For illustrative purposes, say you are interested some of the details of the groundwater representation in the above submodel. For a start, you can ask that class for its description. It returns a dictionary with the top-level keys: `class_name`, `inputs`, `mass_budget_terms`, `parameters`, and `variables`. For `inputs`, `parameters`, and `variables`, the corresponding value is a dictionary of metadata about the data in each of those categories. For `mass_budget_terms`, the data involved in the calculation of the budgets are summarized in terms of `inputs`, `outputs`, and `storage_changes`. It is easy to quickly get oriented to the model via this description. 

In [None]:
pprint(pws.PRMSGroundwater.description())

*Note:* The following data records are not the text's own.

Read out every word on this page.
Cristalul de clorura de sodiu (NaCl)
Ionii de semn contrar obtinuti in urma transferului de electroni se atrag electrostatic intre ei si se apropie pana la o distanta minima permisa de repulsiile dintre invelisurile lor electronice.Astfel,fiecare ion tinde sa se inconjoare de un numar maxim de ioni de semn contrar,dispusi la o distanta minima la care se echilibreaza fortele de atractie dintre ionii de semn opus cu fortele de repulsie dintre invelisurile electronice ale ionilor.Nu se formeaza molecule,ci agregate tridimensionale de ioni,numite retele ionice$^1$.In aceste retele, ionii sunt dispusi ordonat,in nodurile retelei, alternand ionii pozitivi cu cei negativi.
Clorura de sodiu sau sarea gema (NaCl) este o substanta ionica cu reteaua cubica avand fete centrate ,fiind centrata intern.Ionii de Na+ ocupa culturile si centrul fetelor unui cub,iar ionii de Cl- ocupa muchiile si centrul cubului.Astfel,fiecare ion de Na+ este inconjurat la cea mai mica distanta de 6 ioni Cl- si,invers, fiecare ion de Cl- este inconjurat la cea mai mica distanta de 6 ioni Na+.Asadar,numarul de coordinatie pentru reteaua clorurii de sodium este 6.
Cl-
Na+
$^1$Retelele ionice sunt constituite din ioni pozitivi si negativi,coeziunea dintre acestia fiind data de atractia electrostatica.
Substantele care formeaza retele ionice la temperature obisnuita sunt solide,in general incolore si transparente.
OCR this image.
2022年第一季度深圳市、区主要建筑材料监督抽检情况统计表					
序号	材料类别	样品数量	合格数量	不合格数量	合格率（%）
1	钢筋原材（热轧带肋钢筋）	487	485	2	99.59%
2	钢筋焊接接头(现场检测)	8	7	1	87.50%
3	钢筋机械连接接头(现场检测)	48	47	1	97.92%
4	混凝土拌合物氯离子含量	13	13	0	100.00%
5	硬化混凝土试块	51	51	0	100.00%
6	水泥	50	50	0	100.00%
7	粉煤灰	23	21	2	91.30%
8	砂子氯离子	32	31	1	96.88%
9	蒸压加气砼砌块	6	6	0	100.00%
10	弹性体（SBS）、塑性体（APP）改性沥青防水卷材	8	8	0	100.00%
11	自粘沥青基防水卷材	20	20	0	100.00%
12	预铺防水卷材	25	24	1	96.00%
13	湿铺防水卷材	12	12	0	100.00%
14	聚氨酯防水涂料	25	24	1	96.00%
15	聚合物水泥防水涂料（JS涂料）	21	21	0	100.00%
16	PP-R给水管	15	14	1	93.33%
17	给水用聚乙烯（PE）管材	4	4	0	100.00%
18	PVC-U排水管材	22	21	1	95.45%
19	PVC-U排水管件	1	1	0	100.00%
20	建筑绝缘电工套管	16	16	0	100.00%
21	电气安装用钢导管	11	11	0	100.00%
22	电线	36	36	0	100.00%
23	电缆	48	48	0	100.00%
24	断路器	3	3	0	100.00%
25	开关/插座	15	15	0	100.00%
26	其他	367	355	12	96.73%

Next, lets say we are interested in looking at certain variables in real time, as the model runs. We'll pull apart the time advance loop.

In [None]:
submodel_output_dir = pkg_root_dir / "model_runs/submodel"
params = pws.parameters.PrmsParameters.load(domain_dir / "myparam.param")
control = pws.Control.load(domain_dir / "control.test")
control.edit_n_time_steps(90)
control.config = control.config | {
    "input_dir": nhm_output_dir,
    "budget_type": "warn",
    "calc_method": "numba",
}
submodel = pws.Model(
    submodel_processes,
    control=control,
    parameters=params,
)

In [None]:
for tt in list(range(control.n_times))[0:3]:
    print("time step: ", tt)
    submodel.advance()
    print(
        "timestep start time: ", control.current_time
    )  # The daily timestep really means "at the end of the day"
    submodel.calculate()
    print(
        "mean gwres_stor: ",
        submodel.processes["PRMSGroundwater"].gwres_stor.mean(),
    )

Finally, if we want mass balance at the current timestep, we can just print a process's budget. The terms in blue in the ModelGraph are those that participate in the budget.

In [None]:
submodel.processes["PRMSGroundwater"].budget

## Conclusions

This notebook demonstrates the capabilities of `pywatershed` to flexibly model process representations in a way that is friendly to both users and developers. Its design is mean to accelerate interaction of conceptual components implemented in Python and beyond and to advance hdyrologic modeling for novel applications.   


## References
* Regan, R. S., Markstrom, S. L., Hay, L. E., Viger, R. J., Norton, P. A., Driscoll, J. M., & LaFontaine, J. H. (2018). Description of the national hydrologic model for use with the precipitation-runoff modeling system (prms) (No. 6-B9). US Geological Survey.
* Regan, R.S., Markstrom, S.L., LaFontaine, J.H., 2022, PRMS version 5.2.1: Precipitation-Runoff Modeling System (PRMS): U.S. Geological Survey Software Release, 02/10/2022.